In his Master Plan, Part Deux released last week, Elon Musk made one of his priorities “a smoothly integrated and beautiful solar-roof-with-battery product that just works.” We have heard a lot about solar panel efficiency over the years, but beauty? That hasn’t been a consideration. One solar panel looks very much like another solar panel — until now.
Wired writes in an article dated July 22, “For decades now, going solar has meant sticking what looks like a bunch of computer monitors to your roof.” Hardly the look that many consider ideal for their homes. “Some people will always celebrate the tech-y symbolism of a typical solar panel,” says Aaron Dorf, an architect at architecture and design firm Snøhetta.
Dorf thinks the solar panel “will eventually become a first generation relic, like an Atari or a car phone.” Looking to the near future, he believes things like installation cost and solar cell efficiency will cease to be limiting factors. “Musk is smart to directly target what may be the more significant threshold—beauty.”

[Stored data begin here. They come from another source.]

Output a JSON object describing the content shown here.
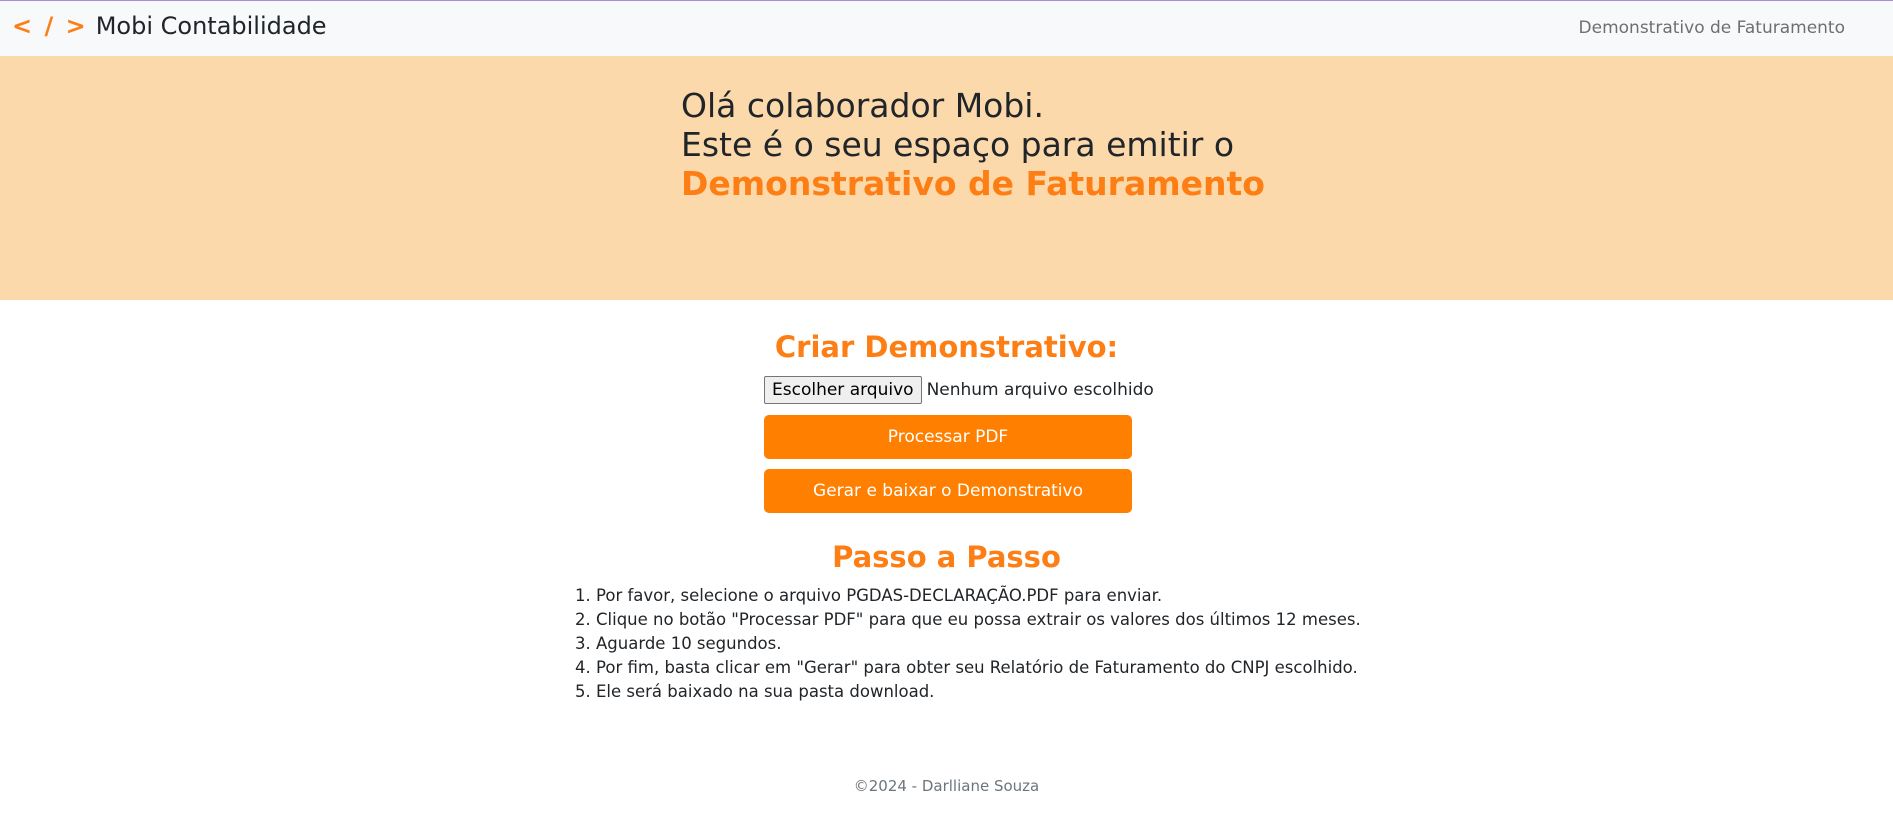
{
  "navbar": {
    "brand_icon": "< / >",
    "brand_name": "Mobi Contabilidade",
    "link": "Demonstrativo de Faturamento"
  },
  "hero": {
    "line1": "Olá colaborador Mobi.",
    "line2": "Este é o seu espaço para emitir o",
    "highlight": "Demonstrativo de Faturamento"
  },
  "create": {
    "title": "Criar Demonstrativo:",
    "file_button": "Escolher arquivo",
    "file_status": "Nenhum arquivo escolhido",
    "process_button": "Processar PDF",
    "generate_button": "Gerar e baixar o Demonstrativo"
  },
  "steps": {
    "title": "Passo a Passo",
    "items": [
      "Por favor, selecione o arquivo PGDAS-DECLARAÇÃO.PDF para enviar.",
      "Clique no botão \"Processar PDF\" para que eu possa extrair os valores dos últimos 12 meses.",
      "Aguarde 10 segundos.",
      "Por fim, basta clicar em \"Gerar\" para obter seu Relatório de Faturamento do CNPJ escolhido.",
      "Ele será baixado na sua pasta download."
    ]
  },
  "footer": {
    "text": "©2024 - Darlliane Souza"
  },
  "colors": {
    "accent": "#fd7e14",
    "button": "#ff7f00",
    "hero_bg": "#fcd9ab",
    "navbar_bg": "#f8f9fa"
  }
}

We can’t know for certain what Elon intends but excellent design has always been an important component of everything he has done. As Tesla transforms itself into an energy company, we should expect the same level of commitment to beautiful design it is known for.

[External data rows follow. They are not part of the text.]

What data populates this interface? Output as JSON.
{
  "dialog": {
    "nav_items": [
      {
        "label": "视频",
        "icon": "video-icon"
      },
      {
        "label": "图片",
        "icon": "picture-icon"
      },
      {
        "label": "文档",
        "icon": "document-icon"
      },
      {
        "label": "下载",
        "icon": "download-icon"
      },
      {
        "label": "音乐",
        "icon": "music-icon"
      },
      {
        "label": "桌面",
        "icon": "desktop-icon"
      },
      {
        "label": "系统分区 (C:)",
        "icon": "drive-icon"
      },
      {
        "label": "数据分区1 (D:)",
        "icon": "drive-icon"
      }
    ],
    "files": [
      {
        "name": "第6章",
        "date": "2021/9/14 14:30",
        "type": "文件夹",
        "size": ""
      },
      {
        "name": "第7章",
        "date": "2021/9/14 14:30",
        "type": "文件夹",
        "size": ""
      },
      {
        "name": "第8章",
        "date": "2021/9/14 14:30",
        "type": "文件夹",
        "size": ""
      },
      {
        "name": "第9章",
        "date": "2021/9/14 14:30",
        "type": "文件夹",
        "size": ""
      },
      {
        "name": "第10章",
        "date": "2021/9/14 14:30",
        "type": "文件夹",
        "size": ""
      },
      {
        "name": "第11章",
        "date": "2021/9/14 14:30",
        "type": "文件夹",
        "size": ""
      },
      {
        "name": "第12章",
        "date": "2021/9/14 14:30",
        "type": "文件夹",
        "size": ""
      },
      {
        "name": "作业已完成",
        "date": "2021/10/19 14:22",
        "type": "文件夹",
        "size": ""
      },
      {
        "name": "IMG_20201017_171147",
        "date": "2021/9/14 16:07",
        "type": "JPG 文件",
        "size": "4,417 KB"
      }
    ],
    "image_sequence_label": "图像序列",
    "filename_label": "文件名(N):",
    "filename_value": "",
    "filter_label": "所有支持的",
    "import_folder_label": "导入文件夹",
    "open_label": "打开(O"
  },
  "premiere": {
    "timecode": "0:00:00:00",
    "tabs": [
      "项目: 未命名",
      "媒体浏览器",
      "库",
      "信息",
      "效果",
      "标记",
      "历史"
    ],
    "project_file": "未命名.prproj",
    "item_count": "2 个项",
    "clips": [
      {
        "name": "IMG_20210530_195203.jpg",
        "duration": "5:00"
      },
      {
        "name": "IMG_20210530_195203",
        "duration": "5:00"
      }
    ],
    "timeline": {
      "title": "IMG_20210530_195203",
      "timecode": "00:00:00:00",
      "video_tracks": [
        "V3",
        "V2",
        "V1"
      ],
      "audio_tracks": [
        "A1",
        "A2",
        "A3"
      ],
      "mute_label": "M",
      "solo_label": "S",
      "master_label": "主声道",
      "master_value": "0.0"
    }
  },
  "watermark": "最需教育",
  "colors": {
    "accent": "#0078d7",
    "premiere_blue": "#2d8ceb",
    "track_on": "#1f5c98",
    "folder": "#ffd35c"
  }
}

Others are engaged in designing the solar systems of the future. Sistine Solar makes innovative “Solarskin” panels which match the design of your existing roof. They are scheduled to go on sale next year. T.R. Ludwig, co-founder of Brooklyn Solarworks, says solar panels that can utilize sunlight striking both sides of its panels are more efficient and more attractive. “It’s an interesting aesthetic — more minimal, more sleek,” Ludwig says.

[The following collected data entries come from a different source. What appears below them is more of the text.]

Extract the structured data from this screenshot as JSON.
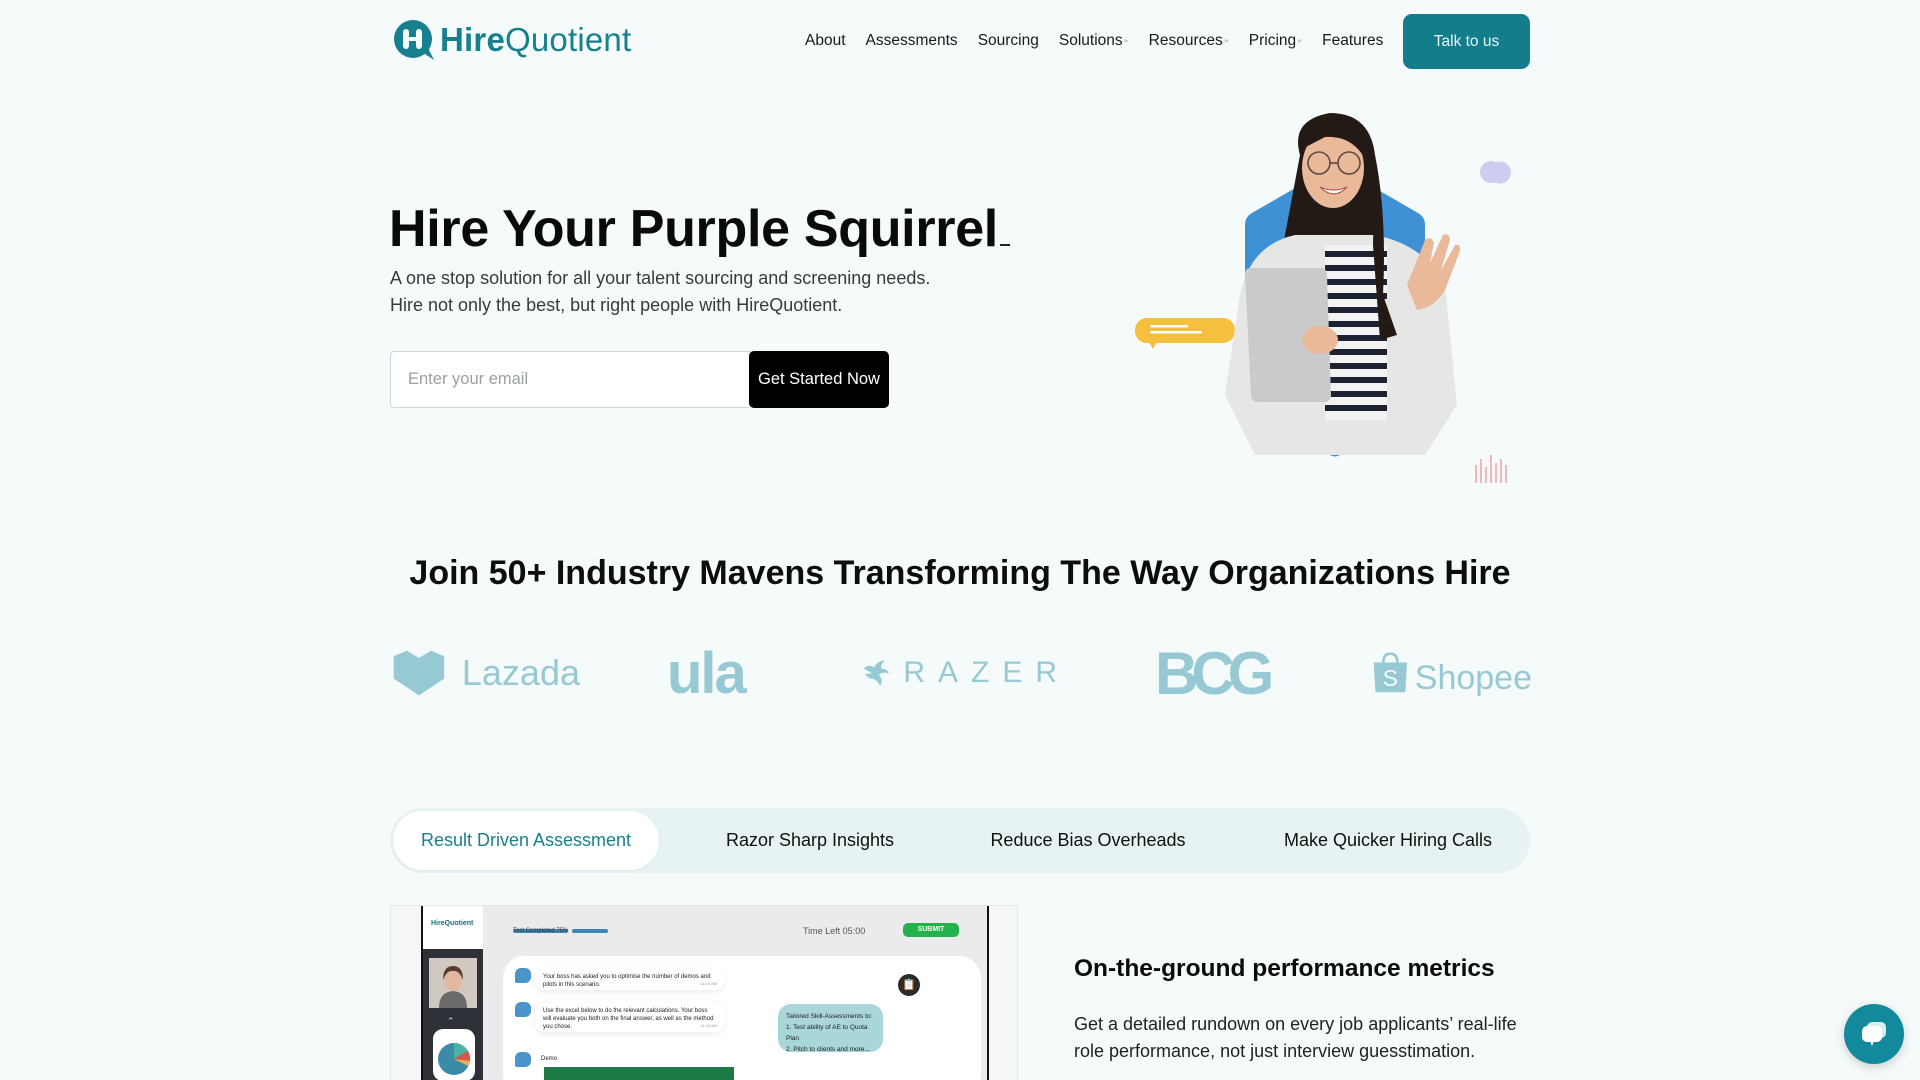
{
  "brand": {
    "name_bold": "Hire",
    "name_regular": "Quotient",
    "accent_color": "#137d8c",
    "logo_icon": "hq-speech-bubble-logo"
  },
  "nav": {
    "items": [
      {
        "label": "About",
        "has_dropdown": false
      },
      {
        "label": "Assessments",
        "has_dropdown": false
      },
      {
        "label": "Sourcing",
        "has_dropdown": false
      },
      {
        "label": "Solutions",
        "has_dropdown": true
      },
      {
        "label": "Resources",
        "has_dropdown": true
      },
      {
        "label": "Pricing",
        "has_dropdown": true
      },
      {
        "label": "Features",
        "has_dropdown": false
      }
    ],
    "cta_label": "Talk to us"
  },
  "hero": {
    "title": "Hire Your Purple Squirrel",
    "subtitle_line1": "A one stop solution for all your talent sourcing and screening needs.",
    "subtitle_line2": "Hire not only the best, but right people with HireQuotient.",
    "email_placeholder": "Enter your email",
    "email_value": "",
    "submit_label": "Get Started Now",
    "image_alt": "Smiling woman with glasses holding a laptop and waving, on blue hexagon",
    "hex_color": "#3d91d4",
    "bubble_color": "#f4c03d"
  },
  "clients": {
    "heading": "Join 50+ Industry Mavens Transforming The Way Organizations Hire",
    "logos": [
      {
        "name": "Lazada",
        "icon": "lazada-heart-icon"
      },
      {
        "name": "ula",
        "icon": ""
      },
      {
        "name": "RAZER",
        "icon": "razer-snake-icon"
      },
      {
        "name": "BCG",
        "icon": ""
      },
      {
        "name": "Shopee",
        "icon": "shopee-bag-icon"
      }
    ],
    "logo_color": "#96c9d3"
  },
  "tabs": {
    "items": [
      {
        "label": "Result Driven Assessment",
        "active": true
      },
      {
        "label": "Razor Sharp Insights",
        "active": false
      },
      {
        "label": "Reduce Bias Overheads",
        "active": false
      },
      {
        "label": "Make Quicker Hiring Calls",
        "active": false
      }
    ]
  },
  "mockup": {
    "logo": "HireQuotient",
    "progress_label": "Test Completed 75%",
    "progress_fraction": 0.75,
    "time_left": "Time Left  05:00",
    "submit": "SUBMIT",
    "messages": [
      {
        "text": "Your boss has asked you to optimise the number of demos and pilots in this scenario.",
        "time": "11:15 AM"
      },
      {
        "text": "Use the excel below to do the relevant calculations. Your boss will evaluate you both on the final answer, as well as the method you chose.",
        "time": "11:16 AM"
      }
    ],
    "tailored_title": "Tailored Skill-Assessments to:",
    "tailored_item1": "1. Test ability of AE to Quota Plan",
    "tailored_item2": "2. Pitch to clients and more...",
    "demo_label": "Demo"
  },
  "feature": {
    "title": "On-the-ground performance metrics",
    "description": "Get a detailed rundown on every job applicants’ real-life role performance, not just interview guesstimation."
  },
  "chat_widget": {
    "icon": "chat-bubbles-icon"
  }
}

Solar panels are a great way of harvesting energy from the great “fusion reactor in the sky,” as Elon likes to call the sun. But not everyone is thrilled at the idea of solar panels on every rooftop. “When you start talking to a fire department about covering your building with solar panels, you get, ‘well, what happens if it burns? And what happens if my guys are underneath this, fighting a fire?” says Brian Lane, managing principal at Koning Eizenberg Architecture.
Energy storage creates other legal challenges. Because batteries are a potential fire risk, it is nearly impossible to get permits for them approved in cities like New York. There is also an issue with durability. The useful life of solar panels today is 20 to 25 years. Most roofs are intended to last 50 years.
Malay Mazumdar, a professor in electro-physics at Boston University, asks “If you integrate the roof with the solar panel…..should you change the entire roof?” If Tesla wants to design solar roofs that are stunning and smoothly integrated, they should also make them durable, or at least easy to replace, Wired says.
Another issue with solar panels is their orientation toward the sun. Not every roof is ideally suited for a solar installation. Some systems feature tracking systems that move the panels during the day to maximize exposure to the sun, but they add complexity and cost to the system.
No doubt Elon Musk has considered all these factors and has answers for each and every one of them. The one thing we can be sure of is that Elon will bring all of his creative powers to bear on the issue of solar power. If his commitment brings the same level of disruption to the electricity industry as it has to the automobile sector, he will further accelerate the changeover from fossil fuels to renewable energy that is at the heart of all his endeavors.